You use too many exclamation points.
You don’t speak up enough in meetings.
These are vague, subjective, and lack context or measurable impact. They’re not performance derailers, they’re preferences. Yet they can spark self-awareness if framed the right way:
Try lowering the pitch of your voice slightly in meetings and notice if people lean in more.
Experiment with using one exclamation point per message and notice if it changes the tone
I value your insights. Next week, try contributing one idea per meeting.
The “Tall Enough to Ride” Rule
What if we put a rule on feedback like the one at amusement parks?
“You must be this tall to ride.” Or in this case, You must prepare to give feedback.
Don’t save feedback for mid-year or year-end reviews. Every few weeks, spend a few minutes thinking about what you’ve observed and what’s worth sharing.
Plan Your Message
Clarify your message. What do I want the person to understand or achieve?
Consider their mindset. How might they perceive this message based on what they know?
Identify the type. Is this performance-based or opinion-based?
If it’s performance-based, be specific and collaborative:
What happened? What did you observe? Include specific examples and timing.
What was the impact of the action? What happens if nothing changes?
What would you like to see going forward?
What do they think?
What support do they need?
If it’s opinion-based, frame it like the yoga teacher:
What did you observe?
What suggestions do you have?
o Experiment with this and see what you notice…
o Try this and see how it works for you…
What do they think?
Being Prepared Means Recognizing Two Truths
I won’t care about your feedback unless I believe you care about me as a person. We all receive endless opinions from colleagues, social media, and everywhere in-between. The source matters. We value feedback from people we trust.
Stop calling feedback a gift.
That phrase is as annoying and as misleading as saying your work is your family. Feedback is a tool, not a present. Calling it a gift excuses poorly delivered, unhelpful comments.

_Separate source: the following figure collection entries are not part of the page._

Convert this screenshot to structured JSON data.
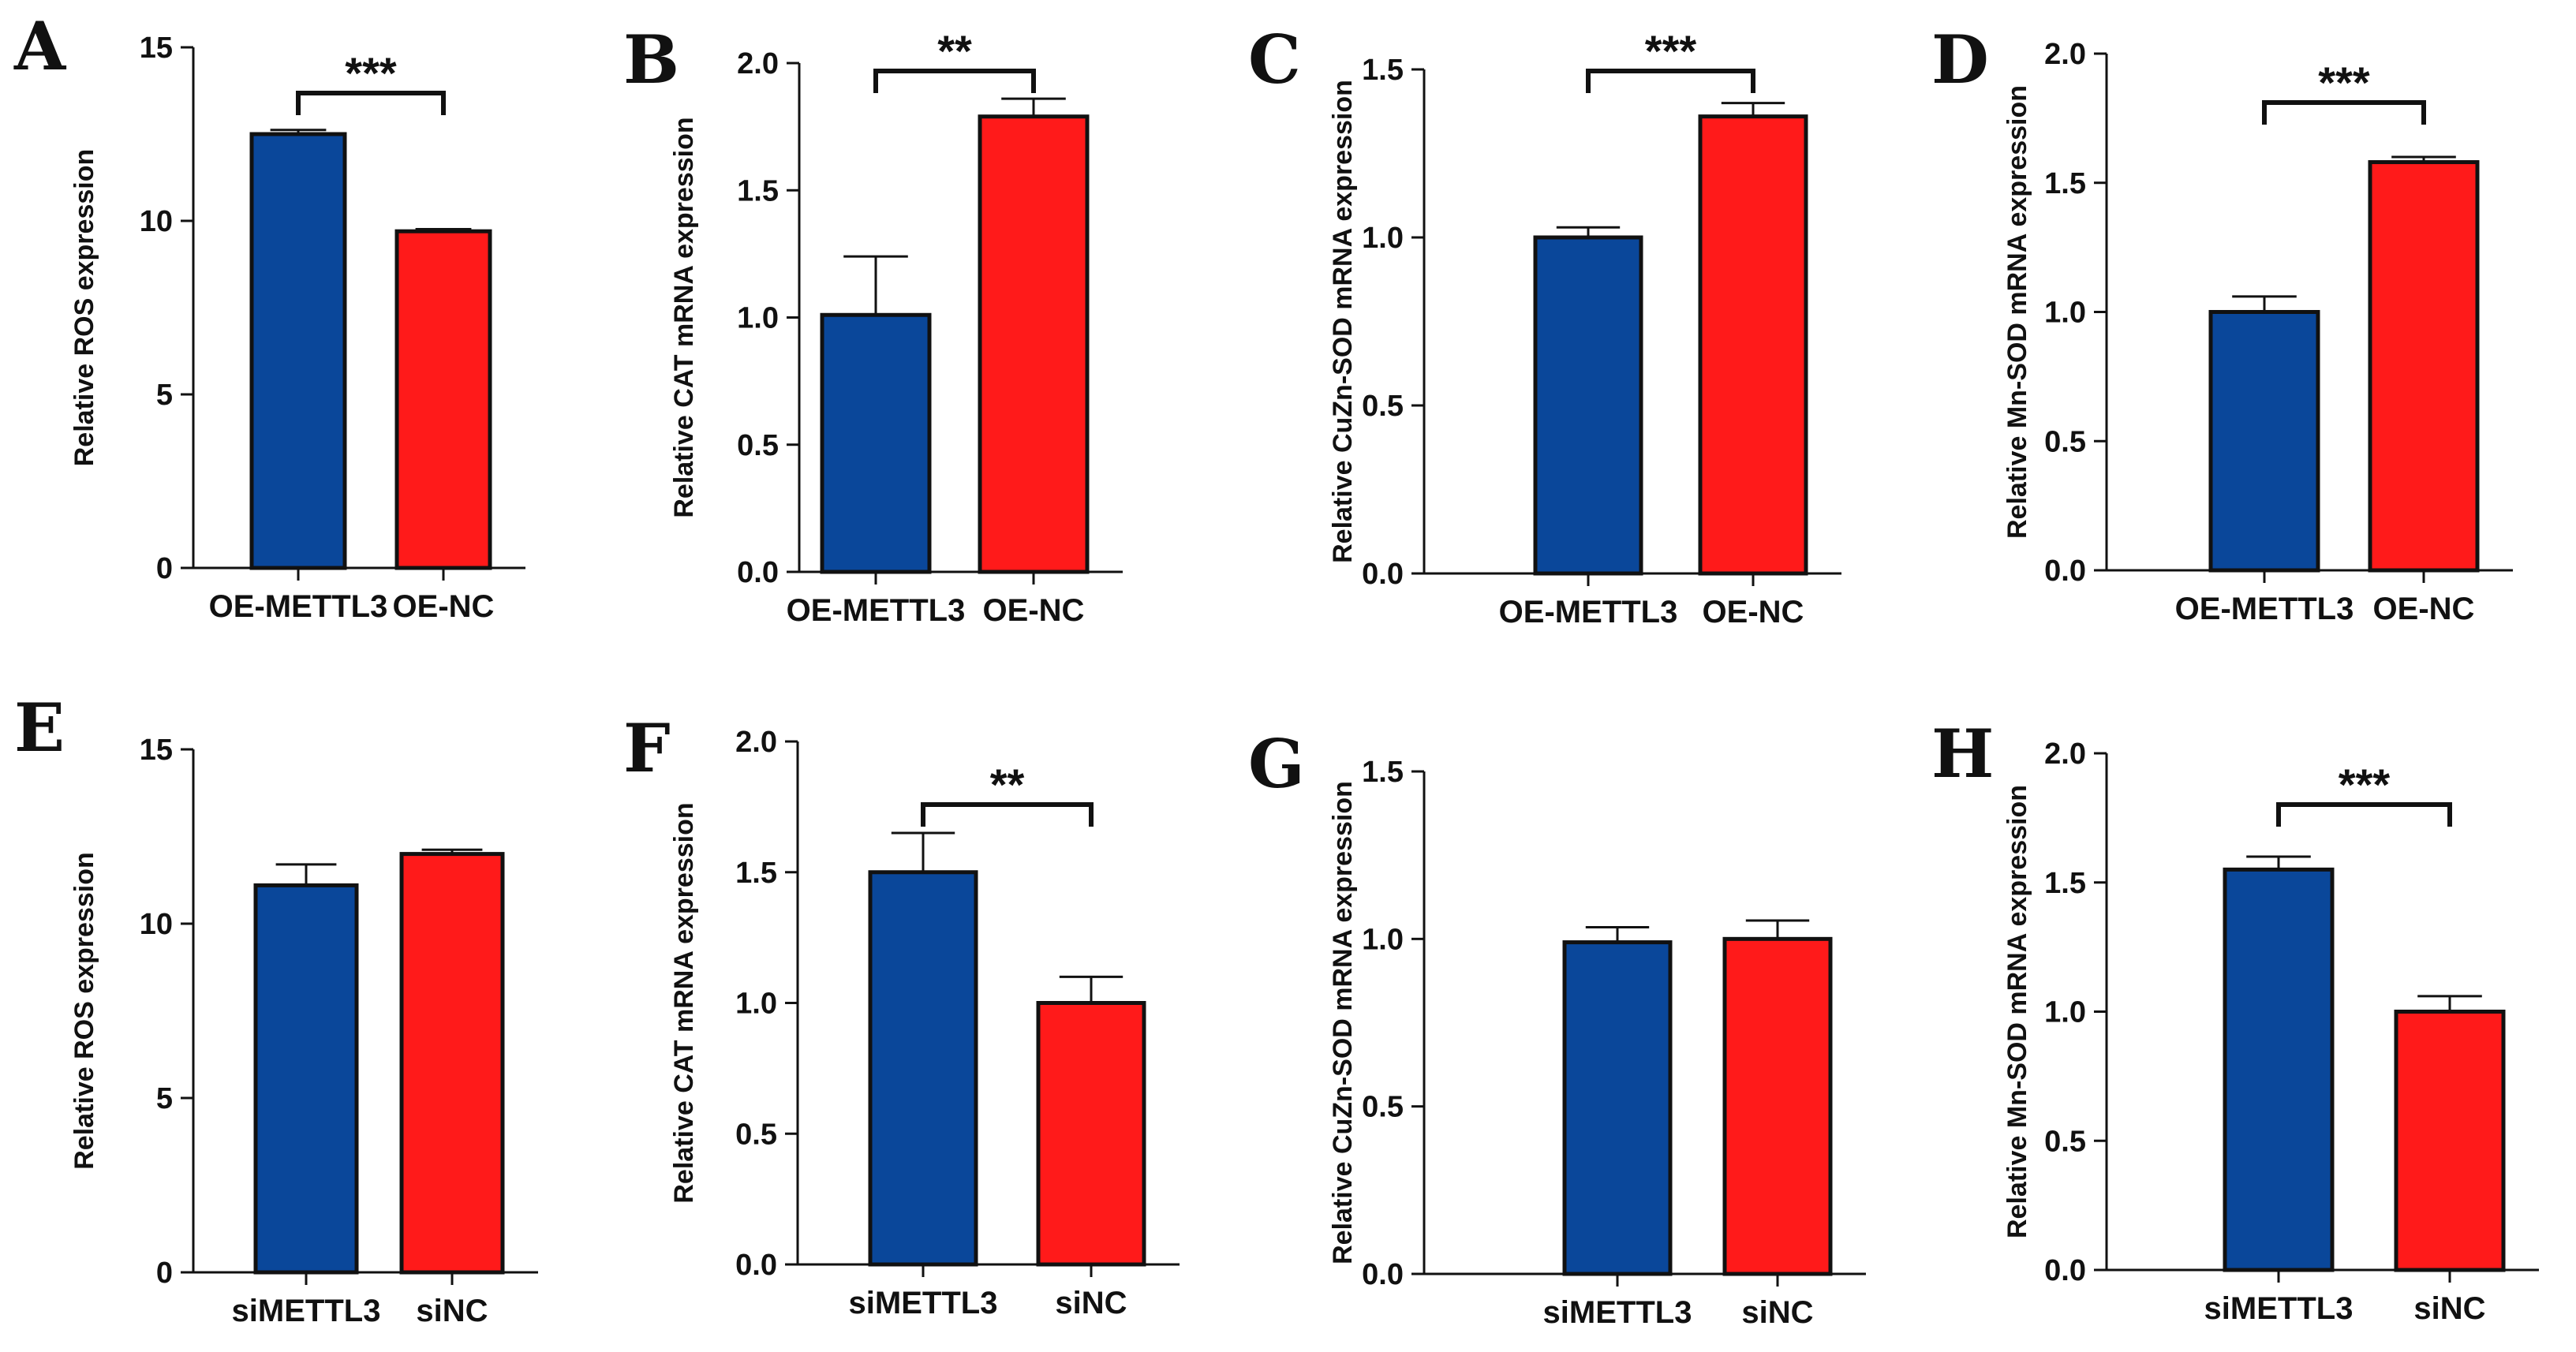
{
  "figure": {
    "bar_colors": [
      "#0A479A",
      "#FF1A1A"
    ],
    "edge_color": "#111111"
  },
  "chart_data": [
    {
      "panel": "A",
      "type": "bar",
      "ylabel": "Relative ROS expression",
      "ylim": [
        0,
        15
      ],
      "yticks": [
        "0",
        "5",
        "10",
        "15"
      ],
      "categories": [
        "OE-METTL3",
        "OE-NC"
      ],
      "values": [
        12.5,
        9.7
      ],
      "errors": [
        0.12,
        0.06
      ],
      "significance": "***"
    },
    {
      "panel": "B",
      "type": "bar",
      "ylabel": "Relative CAT mRNA expression",
      "ylim": [
        0,
        2.0
      ],
      "yticks": [
        "0.0",
        "0.5",
        "1.0",
        "1.5",
        "2.0"
      ],
      "categories": [
        "OE-METTL3",
        "OE-NC"
      ],
      "values": [
        1.01,
        1.79
      ],
      "errors": [
        0.23,
        0.07
      ],
      "significance": "**"
    },
    {
      "panel": "C",
      "type": "bar",
      "ylabel": "Relative CuZn-SOD mRNA expression",
      "ylim": [
        0,
        1.5
      ],
      "yticks": [
        "0.0",
        "0.5",
        "1.0",
        "1.5"
      ],
      "categories": [
        "OE-METTL3",
        "OE-NC"
      ],
      "values": [
        1.0,
        1.36
      ],
      "errors": [
        0.03,
        0.04
      ],
      "significance": "***"
    },
    {
      "panel": "D",
      "type": "bar",
      "ylabel": "Relative Mn-SOD mRNA expression",
      "ylim": [
        0,
        2.0
      ],
      "yticks": [
        "0.0",
        "0.5",
        "1.0",
        "1.5",
        "2.0"
      ],
      "categories": [
        "OE-METTL3",
        "OE-NC"
      ],
      "values": [
        1.0,
        1.58
      ],
      "errors": [
        0.06,
        0.02
      ],
      "significance": "***"
    },
    {
      "panel": "E",
      "type": "bar",
      "ylabel": "Relative ROS expression",
      "ylim": [
        0,
        15
      ],
      "yticks": [
        "0",
        "5",
        "10",
        "15"
      ],
      "categories": [
        "siMETTL3",
        "siNC"
      ],
      "values": [
        11.1,
        12.0
      ],
      "errors": [
        0.6,
        0.12
      ],
      "significance": ""
    },
    {
      "panel": "F",
      "type": "bar",
      "ylabel": "Relative CAT mRNA expression",
      "ylim": [
        0,
        2.0
      ],
      "yticks": [
        "0.0",
        "0.5",
        "1.0",
        "1.5",
        "2.0"
      ],
      "categories": [
        "siMETTL3",
        "siNC"
      ],
      "values": [
        1.5,
        1.0
      ],
      "errors": [
        0.15,
        0.1
      ],
      "significance": "**"
    },
    {
      "panel": "G",
      "type": "bar",
      "ylabel": "Relative CuZn-SOD mRNA expression",
      "ylim": [
        0,
        1.5
      ],
      "yticks": [
        "0.0",
        "0.5",
        "1.0",
        "1.5"
      ],
      "categories": [
        "siMETTL3",
        "siNC"
      ],
      "values": [
        0.99,
        1.0
      ],
      "errors": [
        0.045,
        0.055
      ],
      "significance": ""
    },
    {
      "panel": "H",
      "type": "bar",
      "ylabel": "Relative Mn-SOD mRNA expression",
      "ylim": [
        0,
        2.0
      ],
      "yticks": [
        "0.0",
        "0.5",
        "1.0",
        "1.5",
        "2.0"
      ],
      "categories": [
        "siMETTL3",
        "siNC"
      ],
      "values": [
        1.55,
        1.0
      ],
      "errors": [
        0.05,
        0.06
      ],
      "significance": "***"
    }
  ]
}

When we say, “Feedback is a gift,” it implies, You should be grateful for whatever I give you. But feedback only has value if the recipient finds it useful, relevant, and well-delivered. Otherwise, it’s like getting a sweater that doesn’t fit. It’s something you didn’t want and can’t use.
Feedback often stirs defensiveness, fear, or shame, especially when it’s unexpected. Labeling it as a gift dismisses those emotions and implies people should feel guilty for not being grateful.
This Year, Try Something Different
Don’t just point out what’s wrong.
Don’t mistake opinions with performance.
And listen as much as you tell.
Make feedback what it was always meant to be, a dialogue, not a diagnosis.